カメラ目線で語るサマがどことな〜く初々しいところが新鮮。
数あるメイキングの中で余り話題に上ることもなく、「メイキング」というよりは「玉木 宏のハワイ紀行」な感じです。
ビジュは本編と同じく、そして自叙伝の『WHITE』に収録されているショットと同じく金髪チャラ男風。
この本の写真の撮影風景らしきもの(ピンクのブーゲンビレアの前のショットとか)も満載。 ファッションも、あの、サイズもインパクトもデカい黄色のサングラスとか、プリントのド派手なTシャツとか。 (あの本はこの映画の「ついでに」作られたのか?)
ボディも小川先生並にスキニー。「二の腕祭りじゃ!」と騒ぐ気も失せるような細さです。 特に周囲の人間が映画の舞台となったハワイの“ロコ”なもんですから、細さが際立つこと、この上なし。
その上、髪が短いせいで日本人離れした顔立ちとプロポーションまで際立って、健康に日焼けした宇宙人のようです(殴!)。

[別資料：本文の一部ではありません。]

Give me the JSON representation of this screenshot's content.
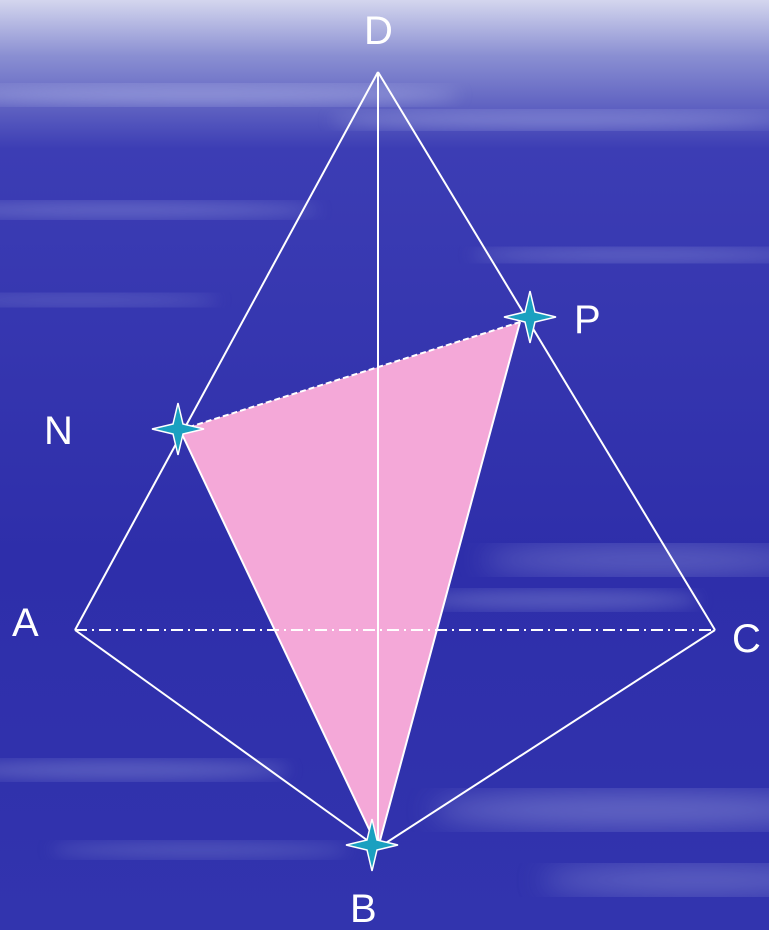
{
  "diagram": {
    "vertices": {
      "A": "A",
      "B": "B",
      "C": "C",
      "D": "D",
      "N": "N",
      "P": "P"
    },
    "colors": {
      "background_top": "#c9cbe8",
      "background_main": "#2f2fae",
      "edge": "#ffffff",
      "section_fill": "#f4a8d8",
      "star_marker": "#1aa0c0"
    },
    "marker_icon": "four-point-star-icon"
  }
}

そんな俳優が、なんとカメラに向かって微笑みながらしゃべる!しゃべる!
でも話すときの穏やかな物腰とか、きちんとした言葉遣い・発声・発音、すべてに気品と節度があって、普段メディア上で目にする「俳優・玉木 宏」像がずっと変わっていないことを実感できます。弱冠23、4歳の青年に気品!ですよ! 節度!ですよ!
今の時代、希少人種(?)ですね。
おまけに、カメラに向かってインタビュアーの一つ一つの問いに、言葉を選びながら真摯に答えていっているのは見た目「金髪チャラ男」なもんですから、そのギャップに何度でも新鮮に驚きます。
ワタシ、正直言って最初は笑えました(殴!)。
見た目で先入観を持つの、本当にいけませんね。
で舞台はハワイ。といってもオアフ島じゃなくてハワイ島の方ですから、圧倒的な手付かずの自然の迫力。 そしてその迫力の自然の前にド迫力の美形な人間が、一見唐草模様に見える(んな訳ない!)ハイビスカス柄のカバーに入ったサーフボード片手に現れるというオープニング。

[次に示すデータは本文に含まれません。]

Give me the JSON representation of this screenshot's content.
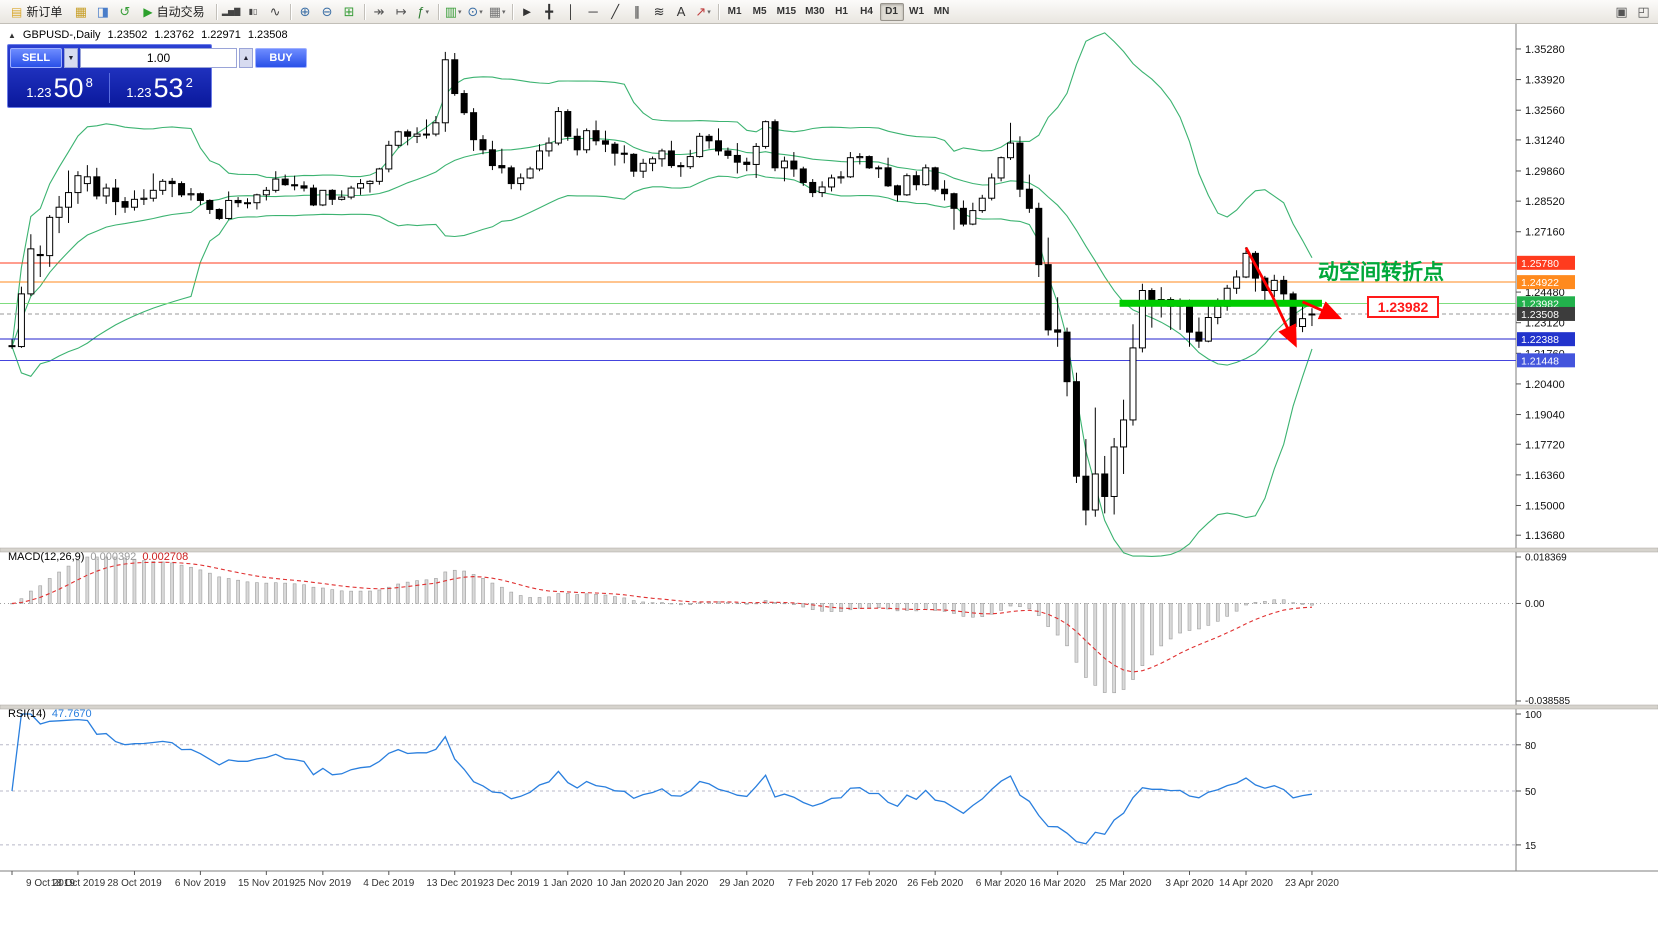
{
  "toolbar": {
    "timeframes": [
      "M1",
      "M5",
      "M15",
      "M30",
      "H1",
      "H4",
      "D1",
      "W1",
      "MN"
    ],
    "active_timeframe": "D1",
    "items": [
      {
        "type": "button",
        "name": "new-order-button",
        "icon_name": "new-order-icon",
        "glyph": "▤",
        "glyph_color": "#d9a82e",
        "label": "新订单"
      },
      {
        "type": "icon",
        "name": "market-watch-icon",
        "glyph": "▦",
        "color": "#c8a02a"
      },
      {
        "type": "icon",
        "name": "data-window-icon",
        "glyph": "◨",
        "color": "#4a7dc9"
      },
      {
        "type": "icon",
        "name": "refresh-icon",
        "glyph": "↺",
        "color": "#3a9e3a"
      },
      {
        "type": "button",
        "name": "auto-trading-button",
        "icon_name": "auto-trading-play-icon",
        "glyph": "▶",
        "glyph_color": "#2ca02c",
        "label": "自动交易"
      },
      {
        "type": "sep"
      },
      {
        "type": "icon",
        "name": "bar-chart-icon",
        "glyph": "▂▅▇",
        "color": "#444",
        "small": true
      },
      {
        "type": "icon",
        "name": "candlestick-chart-icon",
        "glyph": "▮▯",
        "color": "#444",
        "small": true
      },
      {
        "type": "icon",
        "name": "line-chart-icon",
        "glyph": "∿",
        "color": "#444"
      },
      {
        "type": "sep"
      },
      {
        "type": "icon",
        "name": "zoom-in-icon",
        "glyph": "⊕",
        "color": "#3a6ea5"
      },
      {
        "type": "icon",
        "name": "zoom-out-icon",
        "glyph": "⊖",
        "color": "#3a6ea5"
      },
      {
        "type": "icon",
        "name": "tile-windows-icon",
        "glyph": "⊞",
        "color": "#3a9e3a"
      },
      {
        "type": "sep"
      },
      {
        "type": "icon",
        "name": "auto-scroll-icon",
        "glyph": "↠",
        "color": "#555"
      },
      {
        "type": "icon",
        "name": "chart-shift-icon",
        "glyph": "↦",
        "color": "#555"
      },
      {
        "type": "icon",
        "name": "indicators-icon",
        "glyph": "ƒ",
        "color": "#2e7d32",
        "caret": true
      },
      {
        "type": "sep"
      },
      {
        "type": "icon",
        "name": "new-chart-icon",
        "glyph": "▥",
        "color": "#3a9e3a",
        "caret": true
      },
      {
        "type": "icon",
        "name": "profiles-icon",
        "glyph": "⊙",
        "color": "#3a6ea5",
        "caret": true
      },
      {
        "type": "icon",
        "name": "templates-icon",
        "glyph": "▦",
        "color": "#777",
        "caret": true
      },
      {
        "type": "sep"
      },
      {
        "type": "icon",
        "name": "cursor-icon",
        "glyph": "►",
        "color": "#333"
      },
      {
        "type": "icon",
        "name": "crosshair-icon",
        "glyph": "╋",
        "color": "#333"
      },
      {
        "type": "icon",
        "name": "vertical-line-icon",
        "glyph": "│",
        "color": "#333"
      },
      {
        "type": "icon",
        "name": "horizontal-line-icon",
        "glyph": "─",
        "color": "#333"
      },
      {
        "type": "icon",
        "name": "trendline-icon",
        "glyph": "╱",
        "color": "#333"
      },
      {
        "type": "icon",
        "name": "channel-icon",
        "glyph": "∥",
        "color": "#333"
      },
      {
        "type": "icon",
        "name": "fibonacci-icon",
        "glyph": "≋",
        "color": "#333"
      },
      {
        "type": "icon",
        "name": "text-icon",
        "glyph": "A",
        "color": "#333"
      },
      {
        "type": "icon",
        "name": "arrows-icon",
        "glyph": "↗",
        "color": "#c04040",
        "caret": true
      },
      {
        "type": "sep"
      }
    ],
    "right_icons": [
      {
        "name": "windows-icon",
        "glyph": "▣",
        "color": "#555"
      },
      {
        "name": "fullscreen-icon",
        "glyph": "◰",
        "color": "#555"
      }
    ]
  },
  "chart": {
    "symbol_label": "GBPUSD-,Daily",
    "open": "1.23502",
    "high": "1.23762",
    "low": "1.22971",
    "close": "1.23508"
  },
  "trade_panel": {
    "sell_label": "SELL",
    "buy_label": "BUY",
    "volume": "1.00",
    "sell_big_figure": "1.23",
    "sell_pips": "50",
    "sell_pipette": "8",
    "buy_big_figure": "1.23",
    "buy_pips": "53",
    "buy_pipette": "2"
  },
  "annotations": {
    "turning_point_text": "动空间转折点",
    "turning_point_color": "#00a83a",
    "price_tag": "1.23982",
    "price_tag_color": "#ff1a1a",
    "highlight_price": 1.23982,
    "highlight_color": "#00cc00",
    "highlight_from_index": 118,
    "highlight_to_index": 138,
    "arrow_color": "#ff0000",
    "arrow1_points": [
      [
        131,
        1.2645
      ],
      [
        133.8,
        1.243
      ],
      [
        136.2,
        1.2218
      ]
    ],
    "arrow2_points": [
      [
        137.0,
        1.2405
      ],
      [
        140.8,
        1.2335
      ]
    ]
  },
  "levels": [
    {
      "price": 1.2578,
      "label": "1.25780",
      "line_color": "#ff3b1e",
      "label_bg": "#ff3b1e"
    },
    {
      "price": 1.24922,
      "label": "1.24922",
      "line_color": "#ff8a1e",
      "label_bg": "#ff8a1e"
    },
    {
      "price": 1.23982,
      "label": "1.23982",
      "line_color": "#7fdd7f",
      "label_bg": "#22b14c"
    },
    {
      "price": 1.22388,
      "label": "1.22388",
      "line_color": "#2222cc",
      "label_bg": "#2233cc"
    },
    {
      "price": 1.21448,
      "label": "1.21448",
      "line_color": "#4444dd",
      "label_bg": "#4455dd"
    }
  ],
  "current_price": {
    "value": 1.23508,
    "label": "1.23508",
    "label_bg": "#3c3c3c",
    "line_color": "#9a9a9a"
  },
  "price_axis": {
    "ticks": [
      "1.35280",
      "1.33920",
      "1.32560",
      "1.31240",
      "1.29860",
      "1.28520",
      "1.27160",
      "1.24480",
      "1.23120",
      "1.21760",
      "1.20400",
      "1.19040",
      "1.17720",
      "1.16360",
      "1.15000",
      "1.13680"
    ]
  },
  "date_axis": {
    "labels": [
      {
        "text": "9 Oct 2019",
        "index": 0
      },
      {
        "text": "18 Oct 2019",
        "index": 7
      },
      {
        "text": "28 Oct 2019",
        "index": 13
      },
      {
        "text": "6 Nov 2019",
        "index": 20
      },
      {
        "text": "15 Nov 2019",
        "index": 27
      },
      {
        "text": "25 Nov 2019",
        "index": 33
      },
      {
        "text": "4 Dec 2019",
        "index": 40
      },
      {
        "text": "13 Dec 2019",
        "index": 47
      },
      {
        "text": "23 Dec 2019",
        "index": 53
      },
      {
        "text": "1 Jan 2020",
        "index": 59
      },
      {
        "text": "10 Jan 2020",
        "index": 65
      },
      {
        "text": "20 Jan 2020",
        "index": 71
      },
      {
        "text": "29 Jan 2020",
        "index": 78
      },
      {
        "text": "7 Feb 2020",
        "index": 85
      },
      {
        "text": "17 Feb 2020",
        "index": 91
      },
      {
        "text": "26 Feb 2020",
        "index": 98
      },
      {
        "text": "6 Mar 2020",
        "index": 105
      },
      {
        "text": "16 Mar 2020",
        "index": 111
      },
      {
        "text": "25 Mar 2020",
        "index": 118
      },
      {
        "text": "3 Apr 2020",
        "index": 125
      },
      {
        "text": "14 Apr 2020",
        "index": 131
      },
      {
        "text": "23 Apr 2020",
        "index": 138
      }
    ]
  },
  "macd_panel": {
    "label": "MACD(12,26,9)",
    "value1": "0.000392",
    "value2": "0.002708",
    "axis": [
      {
        "text": "0.018369",
        "value": 0.018369
      },
      {
        "text": "0.00",
        "value": 0
      },
      {
        "text": "-0.038585",
        "value": -0.038585
      }
    ],
    "range": [
      -0.038585,
      0.018369
    ]
  },
  "rsi_panel": {
    "label": "RSI(14)",
    "value": "47.7670",
    "axis": [
      {
        "text": "100",
        "value": 100
      },
      {
        "text": "80",
        "value": 80
      },
      {
        "text": "50",
        "value": 50
      },
      {
        "text": "15",
        "value": 15
      }
    ],
    "levels": [
      80,
      50,
      15
    ]
  },
  "chart_data": {
    "type": "candlestick",
    "symbol": "GBPUSD",
    "period": "Daily",
    "visible_price_range": [
      1.132,
      1.363
    ],
    "overlays": [
      "Bollinger Bands(20,2)"
    ],
    "indicators": [
      "MACD(12,26,9)",
      "RSI(14)"
    ],
    "candles": [
      [
        1.221,
        1.2238,
        1.2196,
        1.2206
      ],
      [
        1.2206,
        1.2472,
        1.22,
        1.244
      ],
      [
        1.244,
        1.2705,
        1.243,
        1.264
      ],
      [
        1.2615,
        1.2655,
        1.2515,
        1.261
      ],
      [
        1.261,
        1.279,
        1.256,
        1.278
      ],
      [
        1.278,
        1.2875,
        1.271,
        1.2825
      ],
      [
        1.2825,
        1.2988,
        1.2755,
        1.289
      ],
      [
        1.289,
        1.2985,
        1.284,
        1.2965
      ],
      [
        1.293,
        1.3012,
        1.2895,
        1.296
      ],
      [
        1.296,
        1.3,
        1.286,
        1.2875
      ],
      [
        1.2875,
        1.293,
        1.284,
        1.291
      ],
      [
        1.291,
        1.295,
        1.279,
        1.285
      ],
      [
        1.285,
        1.287,
        1.28,
        1.2825
      ],
      [
        1.2825,
        1.29,
        1.281,
        1.286
      ],
      [
        1.286,
        1.2905,
        1.2835,
        1.2865
      ],
      [
        1.2865,
        1.2975,
        1.285,
        1.29
      ],
      [
        1.29,
        1.295,
        1.288,
        1.294
      ],
      [
        1.294,
        1.2955,
        1.287,
        1.293
      ],
      [
        1.293,
        1.294,
        1.287,
        1.288
      ],
      [
        1.288,
        1.291,
        1.2855,
        1.2885
      ],
      [
        1.2885,
        1.289,
        1.2835,
        1.2855
      ],
      [
        1.2855,
        1.286,
        1.2795,
        1.2815
      ],
      [
        1.2815,
        1.282,
        1.2768,
        1.2775
      ],
      [
        1.2775,
        1.2895,
        1.277,
        1.2855
      ],
      [
        1.2855,
        1.287,
        1.2825,
        1.2845
      ],
      [
        1.2845,
        1.2865,
        1.282,
        1.2845
      ],
      [
        1.2845,
        1.2885,
        1.2815,
        1.288
      ],
      [
        1.288,
        1.2915,
        1.2855,
        1.29
      ],
      [
        1.29,
        1.2985,
        1.289,
        1.295
      ],
      [
        1.295,
        1.297,
        1.292,
        1.2925
      ],
      [
        1.2925,
        1.2965,
        1.29,
        1.292
      ],
      [
        1.292,
        1.294,
        1.2895,
        1.291
      ],
      [
        1.291,
        1.2925,
        1.283,
        1.2835
      ],
      [
        1.2835,
        1.29,
        1.283,
        1.29
      ],
      [
        1.29,
        1.2905,
        1.2835,
        1.286
      ],
      [
        1.286,
        1.29,
        1.2855,
        1.287
      ],
      [
        1.287,
        1.292,
        1.286,
        1.291
      ],
      [
        1.291,
        1.295,
        1.288,
        1.293
      ],
      [
        1.293,
        1.2945,
        1.289,
        1.294
      ],
      [
        1.294,
        1.3,
        1.2925,
        1.2995
      ],
      [
        1.2995,
        1.312,
        1.298,
        1.31
      ],
      [
        1.31,
        1.3165,
        1.309,
        1.316
      ],
      [
        1.316,
        1.317,
        1.31,
        1.314
      ],
      [
        1.314,
        1.318,
        1.311,
        1.315
      ],
      [
        1.315,
        1.3215,
        1.313,
        1.315
      ],
      [
        1.315,
        1.323,
        1.314,
        1.32
      ],
      [
        1.32,
        1.3515,
        1.316,
        1.348
      ],
      [
        1.348,
        1.351,
        1.332,
        1.333
      ],
      [
        1.333,
        1.3345,
        1.3235,
        1.3245
      ],
      [
        1.3245,
        1.3265,
        1.3075,
        1.3125
      ],
      [
        1.3125,
        1.3145,
        1.306,
        1.308
      ],
      [
        1.308,
        1.312,
        1.299,
        1.301
      ],
      [
        1.301,
        1.3085,
        1.2975,
        1.3
      ],
      [
        1.3,
        1.301,
        1.2905,
        1.293
      ],
      [
        1.293,
        1.2975,
        1.29,
        1.2955
      ],
      [
        1.2955,
        1.3005,
        1.295,
        1.2995
      ],
      [
        1.2995,
        1.3105,
        1.2985,
        1.3075
      ],
      [
        1.3075,
        1.3135,
        1.305,
        1.311
      ],
      [
        1.311,
        1.327,
        1.31,
        1.325
      ],
      [
        1.325,
        1.326,
        1.312,
        1.314
      ],
      [
        1.314,
        1.3175,
        1.3055,
        1.308
      ],
      [
        1.308,
        1.3175,
        1.3065,
        1.3165
      ],
      [
        1.3165,
        1.321,
        1.31,
        1.312
      ],
      [
        1.312,
        1.3165,
        1.307,
        1.3105
      ],
      [
        1.3105,
        1.3115,
        1.301,
        1.3065
      ],
      [
        1.3065,
        1.31,
        1.302,
        1.306
      ],
      [
        1.306,
        1.3065,
        1.296,
        1.2985
      ],
      [
        1.2985,
        1.304,
        1.2955,
        1.302
      ],
      [
        1.302,
        1.305,
        1.2985,
        1.304
      ],
      [
        1.304,
        1.3085,
        1.3005,
        1.3075
      ],
      [
        1.3075,
        1.312,
        1.3,
        1.301
      ],
      [
        1.301,
        1.3025,
        1.296,
        1.3005
      ],
      [
        1.3005,
        1.308,
        1.2995,
        1.305
      ],
      [
        1.305,
        1.3155,
        1.3045,
        1.314
      ],
      [
        1.314,
        1.315,
        1.3085,
        1.312
      ],
      [
        1.312,
        1.3175,
        1.3055,
        1.3075
      ],
      [
        1.3075,
        1.309,
        1.304,
        1.3055
      ],
      [
        1.3055,
        1.311,
        1.2975,
        1.3025
      ],
      [
        1.3025,
        1.3045,
        1.2985,
        1.3015
      ],
      [
        1.3015,
        1.311,
        1.2955,
        1.3095
      ],
      [
        1.3095,
        1.321,
        1.3085,
        1.3205
      ],
      [
        1.3205,
        1.3215,
        1.2985,
        1.3
      ],
      [
        1.3,
        1.305,
        1.294,
        1.303
      ],
      [
        1.303,
        1.307,
        1.296,
        1.2995
      ],
      [
        1.2995,
        1.3005,
        1.292,
        1.2935
      ],
      [
        1.2935,
        1.295,
        1.287,
        1.289
      ],
      [
        1.289,
        1.294,
        1.287,
        1.2915
      ],
      [
        1.2915,
        1.297,
        1.2895,
        1.2955
      ],
      [
        1.2955,
        1.2985,
        1.293,
        1.296
      ],
      [
        1.296,
        1.307,
        1.2955,
        1.3045
      ],
      [
        1.3045,
        1.3065,
        1.3015,
        1.305
      ],
      [
        1.305,
        1.3055,
        1.2995,
        1.3
      ],
      [
        1.3,
        1.301,
        1.2955,
        1.3
      ],
      [
        1.3,
        1.3045,
        1.2915,
        1.292
      ],
      [
        1.292,
        1.2925,
        1.285,
        1.288
      ],
      [
        1.288,
        1.2975,
        1.2875,
        1.2965
      ],
      [
        1.2965,
        1.2985,
        1.29,
        1.2925
      ],
      [
        1.2925,
        1.3015,
        1.292,
        1.3
      ],
      [
        1.3,
        1.3005,
        1.2895,
        1.2905
      ],
      [
        1.2905,
        1.2945,
        1.2855,
        1.2885
      ],
      [
        1.2885,
        1.289,
        1.2725,
        1.282
      ],
      [
        1.282,
        1.2855,
        1.274,
        1.275
      ],
      [
        1.275,
        1.2845,
        1.2745,
        1.281
      ],
      [
        1.281,
        1.288,
        1.28,
        1.2865
      ],
      [
        1.2865,
        1.2975,
        1.2855,
        1.2955
      ],
      [
        1.2955,
        1.305,
        1.294,
        1.3045
      ],
      [
        1.3045,
        1.32,
        1.3035,
        1.311
      ],
      [
        1.311,
        1.314,
        1.287,
        1.2905
      ],
      [
        1.2905,
        1.297,
        1.28,
        1.282
      ],
      [
        1.282,
        1.2845,
        1.2515,
        1.257
      ],
      [
        1.257,
        1.269,
        1.2255,
        1.228
      ],
      [
        1.228,
        1.2425,
        1.2205,
        1.227
      ],
      [
        1.227,
        1.229,
        1.1985,
        1.205
      ],
      [
        1.205,
        1.209,
        1.16,
        1.163
      ],
      [
        1.163,
        1.1795,
        1.1412,
        1.148
      ],
      [
        1.148,
        1.1935,
        1.145,
        1.164
      ],
      [
        1.164,
        1.172,
        1.1465,
        1.154
      ],
      [
        1.154,
        1.18,
        1.146,
        1.176
      ],
      [
        1.176,
        1.197,
        1.164,
        1.188
      ],
      [
        1.188,
        1.2305,
        1.1855,
        1.22
      ],
      [
        1.22,
        1.2485,
        1.218,
        1.2455
      ],
      [
        1.2455,
        1.2465,
        1.229,
        1.2415
      ],
      [
        1.2415,
        1.247,
        1.2335,
        1.2415
      ],
      [
        1.2415,
        1.2425,
        1.228,
        1.2385
      ],
      [
        1.2385,
        1.242,
        1.228,
        1.239
      ],
      [
        1.239,
        1.2415,
        1.2205,
        1.227
      ],
      [
        1.227,
        1.2335,
        1.22,
        1.223
      ],
      [
        1.223,
        1.2385,
        1.2225,
        1.2335
      ],
      [
        1.2335,
        1.242,
        1.2305,
        1.2385
      ],
      [
        1.2385,
        1.248,
        1.2365,
        1.2465
      ],
      [
        1.2465,
        1.2545,
        1.244,
        1.2515
      ],
      [
        1.2515,
        1.2648,
        1.251,
        1.262
      ],
      [
        1.262,
        1.263,
        1.245,
        1.251
      ],
      [
        1.251,
        1.252,
        1.2405,
        1.2455
      ],
      [
        1.2455,
        1.2525,
        1.2425,
        1.25
      ],
      [
        1.25,
        1.252,
        1.2405,
        1.244
      ],
      [
        1.244,
        1.245,
        1.2245,
        1.2295
      ],
      [
        1.2295,
        1.239,
        1.227,
        1.233
      ],
      [
        1.23502,
        1.23762,
        1.22971,
        1.23508
      ]
    ]
  }
}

そしてビーチサイドのパラソルの下、白のポロの胸元をがっつり開けてネックレスを覗かせながらインタビューに答えていきます。
玉木 宏のSpiritとは? 長所は?
将来に向けた目標は?
仲間との過ごし方は?
(ハワイ人の生き方は)自分の生き方と比べてどう?
ハワイアン・スタイルを体感して感じたことは?
気負いもなく、自然で、くつろいで、ゆったりとした話しぶり。
それだけですこぶる魅力的。
「仕事してても遊んでいても楽しんでいられるようにしたい。」
「作品のイメージをストレートに伝えていきたい。」
この頭のちっちゃなクリクリ坊や、インタビューの合間のショットではハワイ島をあっちへ行ったり、こっちへ行ったり、バイクに乗ってみたり、スーパーに行ったり。 何だか可愛いゾ!
そして最後は「ハワイの自由人たちのカリスマ」として慕われているというArthur “Bird” Enriquezという仙人のようなおじさんがこの俳優に「アドヴァイス」をくれます。
それを真剣そのものな面持ちで聞く横顔が神がかり的に美しい。
「上に行き過ぎてはいけない」
「キミはキミでなければ」
「キミは“アタマ”ではなく“ハート”の人だ」
「キミは成功者になれるんだ」
玉木ファンにとって、今となっては余りに感慨深い言葉の数々ですね。